En la matière, l’État et les lois ne peuvent pas tout. Comme souvent, nous en revenons au rôle des parents. Avant de mettre entre les mains d’un enfant, d’un jeune, un téléphone portable, il est essentiel de les sensibiliser à ses dangers. Avoir un téléphone, s’inscrire sur un réseau social, n’est plus un acte anodin. Le rôle de l’école est également majeur dans cet apprentissage. Il est urgent d’imposer aux établissements scolaires de planifier des temps pédagogiques destinés à mieux appréhender internet, les réseaux sociaux, les jeux en ligne, la violence décomplexée de certaines séries télévisées, le temps hebdomadaire passé sur les écrans… Si ces initiatives ont plutôt tendance à se généraliser, elles doivent devenir la règle.

Les directeurs d’établissements, les professeurs et le personnel pédagogique doivent être formés à détecter les «signaux faibles» du mal-être d’un élève, et le cas échéant savoir l’écouter et lui parler. Il faut un choc de libération de la parole. L’acte de Dinah doit le provoquer, et permettre à l’administration d’apprendre de ses lacunes. En fait, à l’avenir, il faut davantage agir par anticipation plutôt que par réaction.

Au-delà du personnel éducatif, le corps médical, régulièrement en contact avec les jeunes, doit aussi tenir son rôle de lanceur d’alerte d’une souffrance intérieure.

Je me permets également d’appuyer la demande de l’association «Hugo !», spécialisée dans la lutte contre le harcèlement scolaire, qui appelle les collectivités locales à mobiliser davantage de moyens et à associer l’ensemble des acteurs locaux autour d’objectifs identifiés et bornés dans le temps.

Sur ce sujet aussi, la peur et la honte doivent changer de camp.
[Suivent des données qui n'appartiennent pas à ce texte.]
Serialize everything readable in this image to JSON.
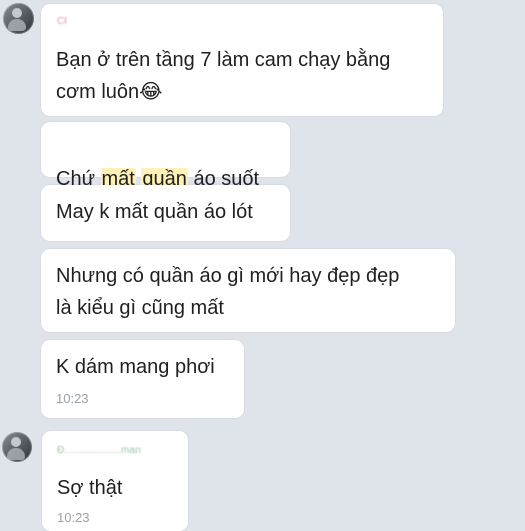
{
  "chat": {
    "messages": [
      {
        "sender_name": "Cł",
        "text": "Bạn ở trên tầng 7 làm cam chạy bằng\ncơm luôn😂"
      },
      {
        "text_before": "Chứ ",
        "highlight_1": "mất",
        "text_middle": " ",
        "highlight_2": "quần",
        "text_after": " áo suốt"
      },
      {
        "text": "May k mất quần áo lót"
      },
      {
        "text": "Nhưng có quần áo gì mới hay đẹp đẹp\nlà kiểu gì cũng mất"
      },
      {
        "text": "K dám mang phơi",
        "time": "10:23"
      },
      {
        "sender_name": "Đ...................man",
        "text": "Sợ thật",
        "time": "10:23"
      }
    ]
  },
  "colors": {
    "background": "#dfe3ea",
    "bubble": "#ffffff",
    "text": "#1f1f1f",
    "time": "#9aa1a8",
    "highlight": "#fff1b7",
    "sender_1": "#d77983",
    "sender_2": "#75b780"
  },
  "icons": {
    "avatar_1": "contact-avatar",
    "avatar_2": "contact-avatar"
  }
}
Pour conclure, je cite un passage du livre Un enfer scolaire de Matthieu Meriot, victime de harcèlement scolaire : «Protégez vos enfants, veillez sur eux, parlez-leur. S’ils vont mal, ils ne vous le diront pas forcément, n’attendez pas qu’il soit trop tard !»

Cette tribune est dédiée à la famille de Dinah, à ses proches, et à toutes les victimes du harcèlement.